Holt’s sister pointed out that they also eat bugs and “even really small snakes.”

The rules say coops can be no more than seven feet tall and must have four square feet of space per hen, or 10 if there’s no outside run for them. The runs and coops must be inside of the back corner of the property, and at least a 10 feet from other properties.

Gra Singleton had advocated for the increase from five or six hens and 120 square feet of open space, arguing both insufficient. The Holts, among others, were thankful for the increase to eight hens, allowing for more egg production.

Outlaw chickens

The Holts are not the only ones in Garner for whom the new rule granted amnesty for existing pets rather than permission to get new ones. Kristen Warren noted that there were stores in Garner that sold chicks.

“These chicks, surely some go to homes in Garner. They are living their lives as outlaws,” Warren said.

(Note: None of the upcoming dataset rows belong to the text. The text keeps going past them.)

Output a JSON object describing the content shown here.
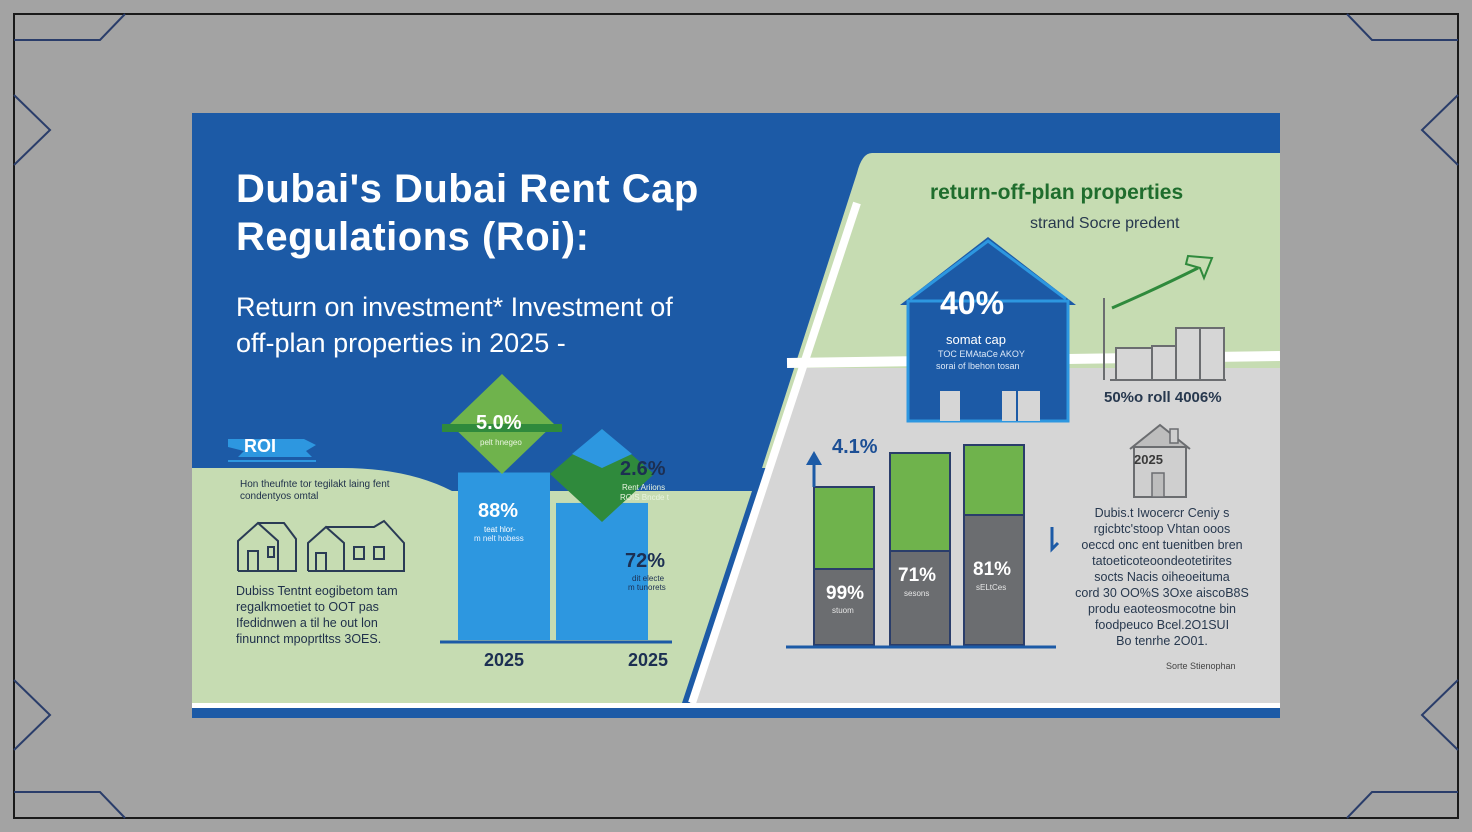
{
  "title": {
    "line1": "Dubai's Dubai Rent Cap",
    "line2": "Regulations (Roi):"
  },
  "subtitle": {
    "line1": "Return on investment* Investment of",
    "line2": "off-plan properties in 2025 -"
  },
  "left_panel": {
    "badge": "ROI",
    "caption_line1": "Hon theufnte tor tegilakt laing fent",
    "caption_line2": "condentyos omtal",
    "body_line1": "Dubiss Tentnt eogibetom tam",
    "body_line2": "regalkmoetiet to OOT pas",
    "body_line3": "Ifedidnwen a til he out lon",
    "body_line4": "finunnct mpoprtltss 3OES."
  },
  "center_chart": {
    "bars": [
      {
        "value_label": "88%",
        "caption": "teat hlor-",
        "sub_caption": "m nelt hobess",
        "diamond_value": "5.0%",
        "diamond_caption": "pelt hnegeo",
        "year": "2025"
      },
      {
        "value_label": "72%",
        "caption": "dit electe",
        "sub_caption": "m tunorets",
        "diamond_value": "2.6%",
        "diamond_caption1": "Rent Ariions",
        "diamond_caption2": "ROIS Bncde t",
        "year": "2025"
      }
    ]
  },
  "right_panel": {
    "title": "return-off-plan properties",
    "subtitle": "strand Socre predent",
    "house": {
      "value": "40%",
      "label": "somat cap",
      "line1": "TOC  EMAtaCe  AKOY",
      "line2": "sorai  of  lbehon  tosan"
    },
    "trend_caption": "50%o roll 4006%",
    "chart_label": "4.1%",
    "small_house_label": "2025",
    "note_line1": "Dubis.t Iwocercr Ceniy s",
    "note_line2": "rgicbtc'stoop Vhtan ooos",
    "note_line3": "oeccd onc ent tuenitben bren",
    "note_line4": "tatoeticoteoondeotetirites",
    "note_line5": "socts Nacis oiheoeituma",
    "note_line6": "cord 30 OO%S 3Oxe aiscoB8S",
    "note_line7": "produ eaoteosmocotne bin",
    "note_line8": "foodpeuco Bcel.2O1SUI",
    "note_line9": "Bo tenrhe 2O01.",
    "source": "Sorte Stienophan"
  },
  "chart_data": [
    {
      "type": "bar",
      "categories": [
        "2025",
        "2025"
      ],
      "values": [
        88,
        72
      ],
      "ylim": [
        0,
        100
      ],
      "annotations": [
        "5.0%",
        "2.6%"
      ]
    },
    {
      "type": "bar",
      "categories": [
        "",
        "",
        ""
      ],
      "series": [
        {
          "values": [
            99,
            71,
            81
          ]
        }
      ],
      "bar_heights_percent": [
        100,
        100,
        100
      ],
      "ylim": [
        0,
        100
      ],
      "annotations": [
        "4.1%"
      ]
    }
  ],
  "colors": {
    "blue": "#1c5aa6",
    "light_blue": "#2d97e0",
    "green": "#6fb34c",
    "dark_green": "#2f8a3c",
    "light_green": "#c6dcb2",
    "gray": "#d5d5d5",
    "dark_gray": "#6b6d70"
  }
}
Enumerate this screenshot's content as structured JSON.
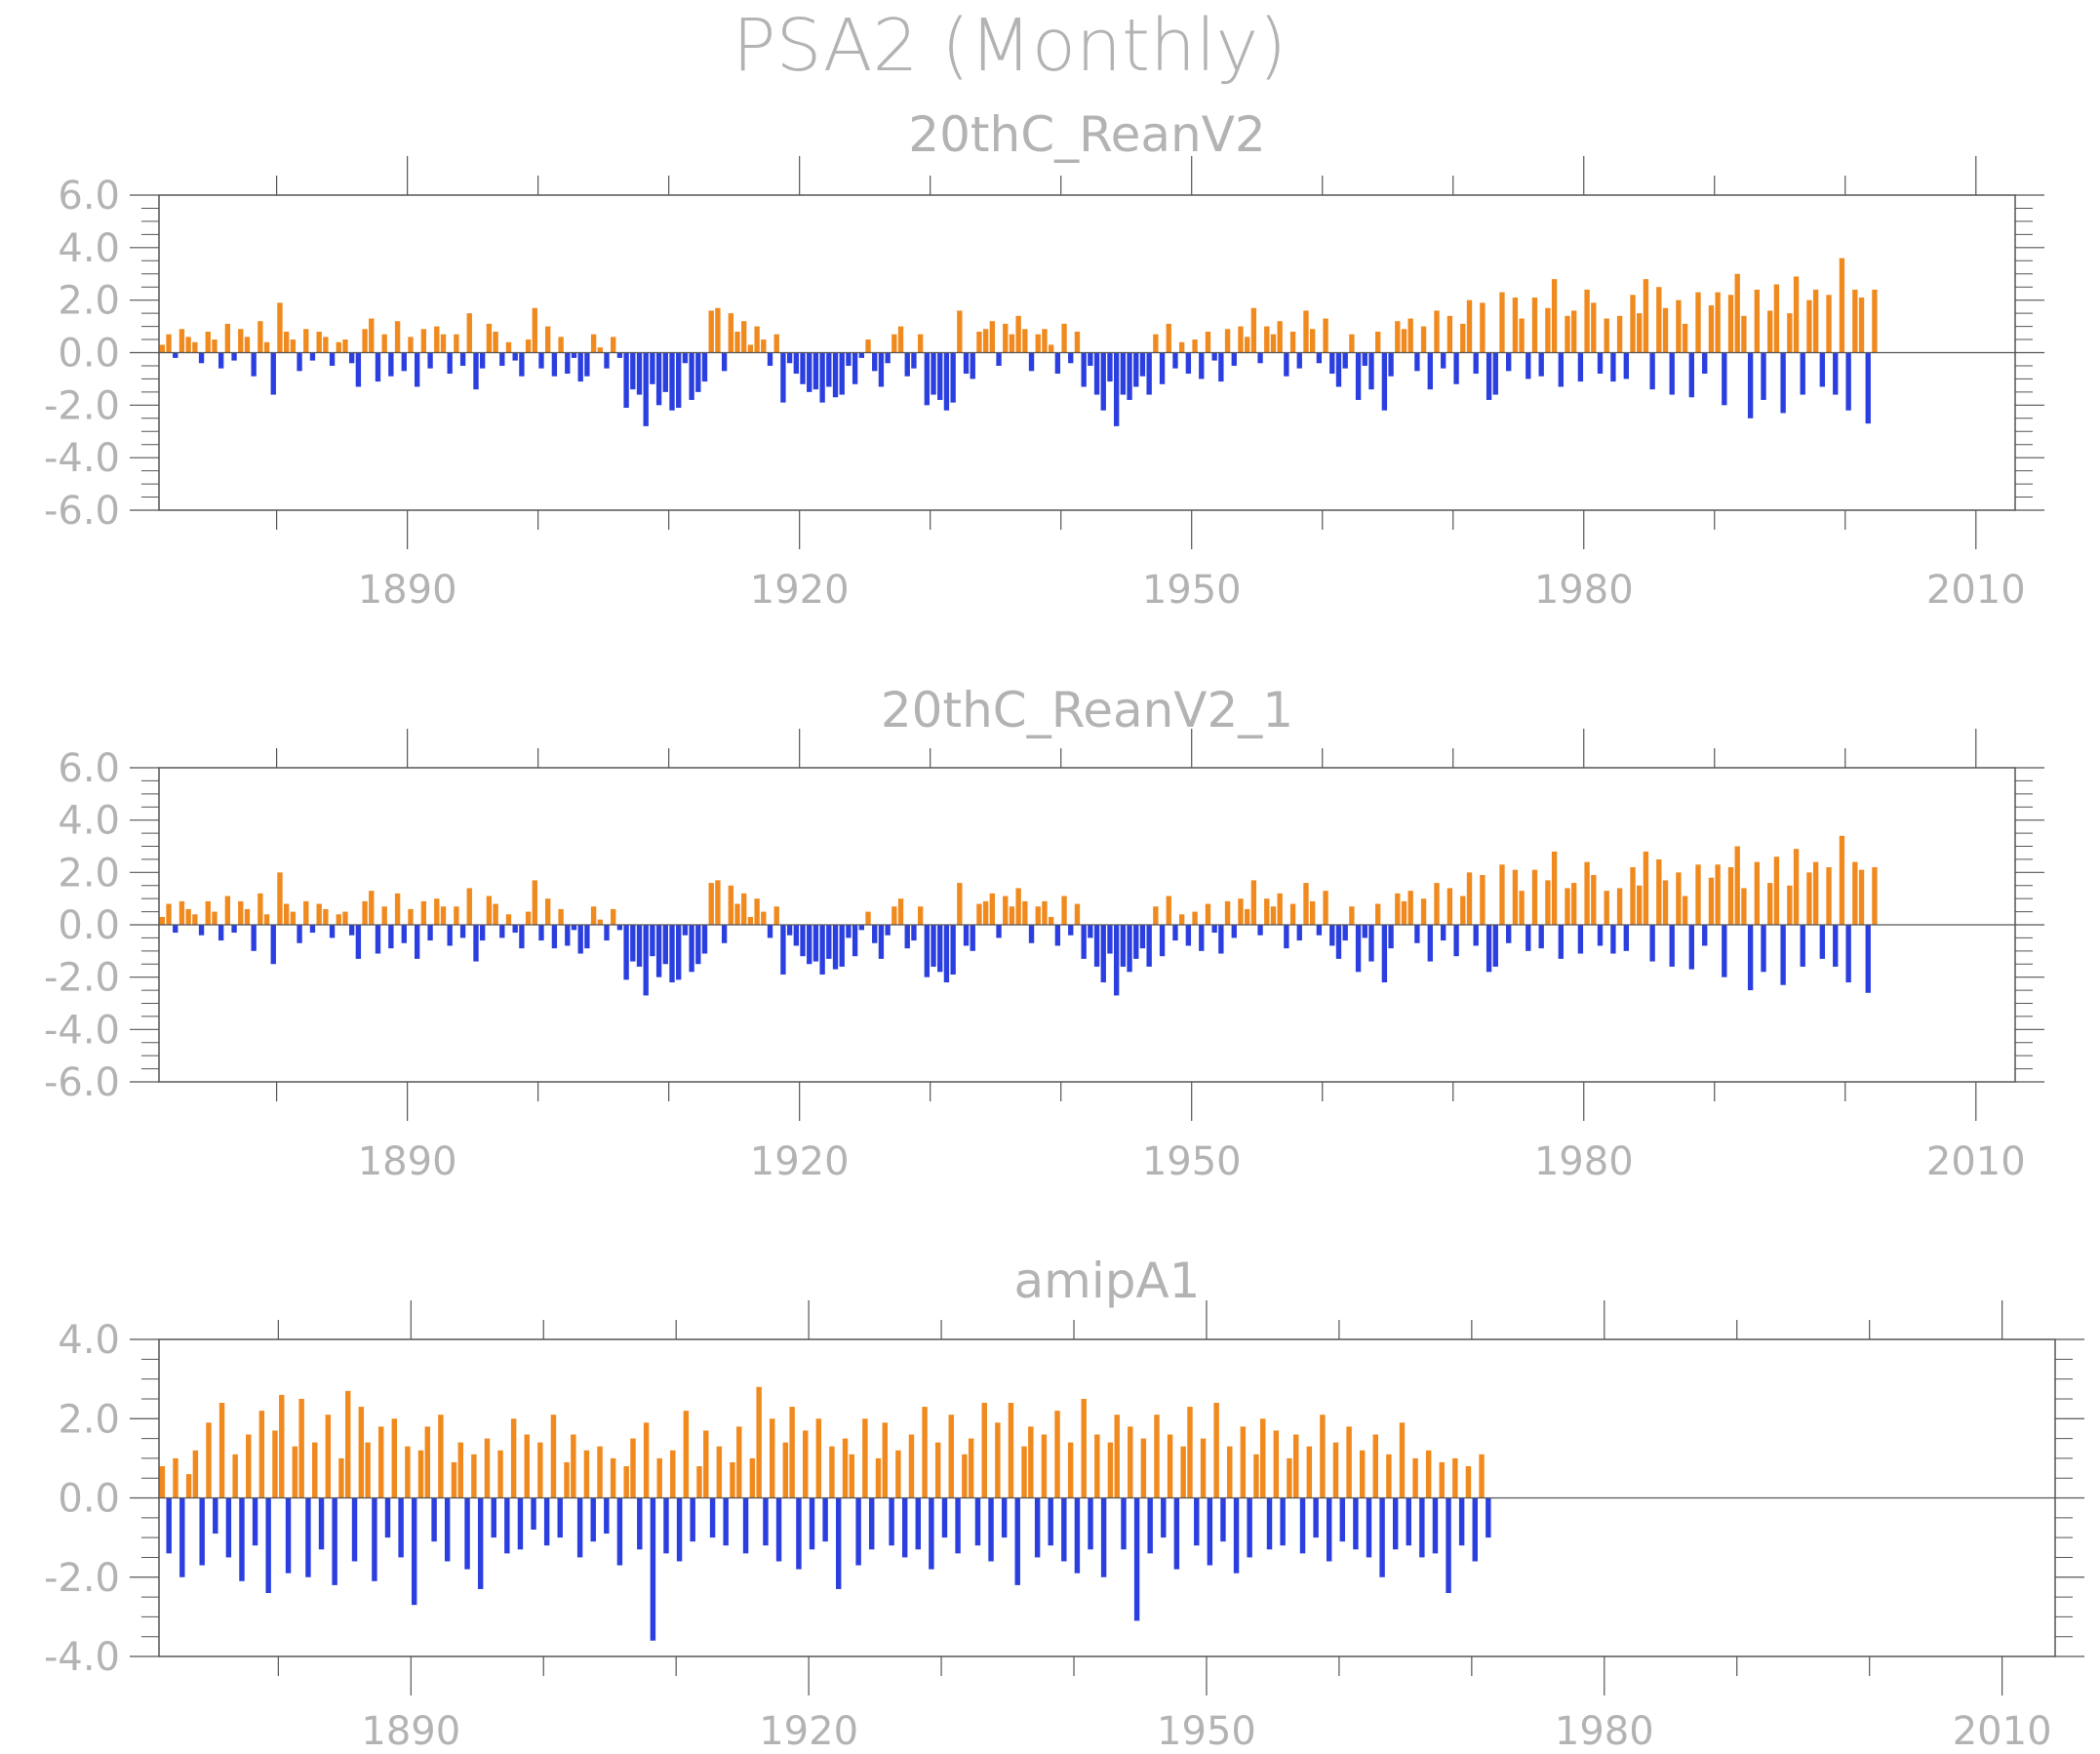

The line drew laughs, and multiple subsequent speakers validated her, wryly confirming that they also had “outlaw chickens.”

Howard Michael had asked the council to reconsider the rule a year ago after learning he had violated the rules after he had set up chickens in his own back yard. The town at least granted asylum then, putting a moratorium on enforcing the chicken ban.

Ricardo Cobos didn’t have chickens, but like Holt has an autistic child and family allergies to cats and dogs. He expressed surprise that Garner hadn’t done this before.

“I told my wife this is fine, we’re in Garner, we’re not in Cary,” he said, noting that often-restrictive Cary also allowed the birds. “I was astonished (to find the town had a ban).”

The one complaint came from a woman upset that the backyard and setback rules prevented her from providing what she regarded as a good place for chickens.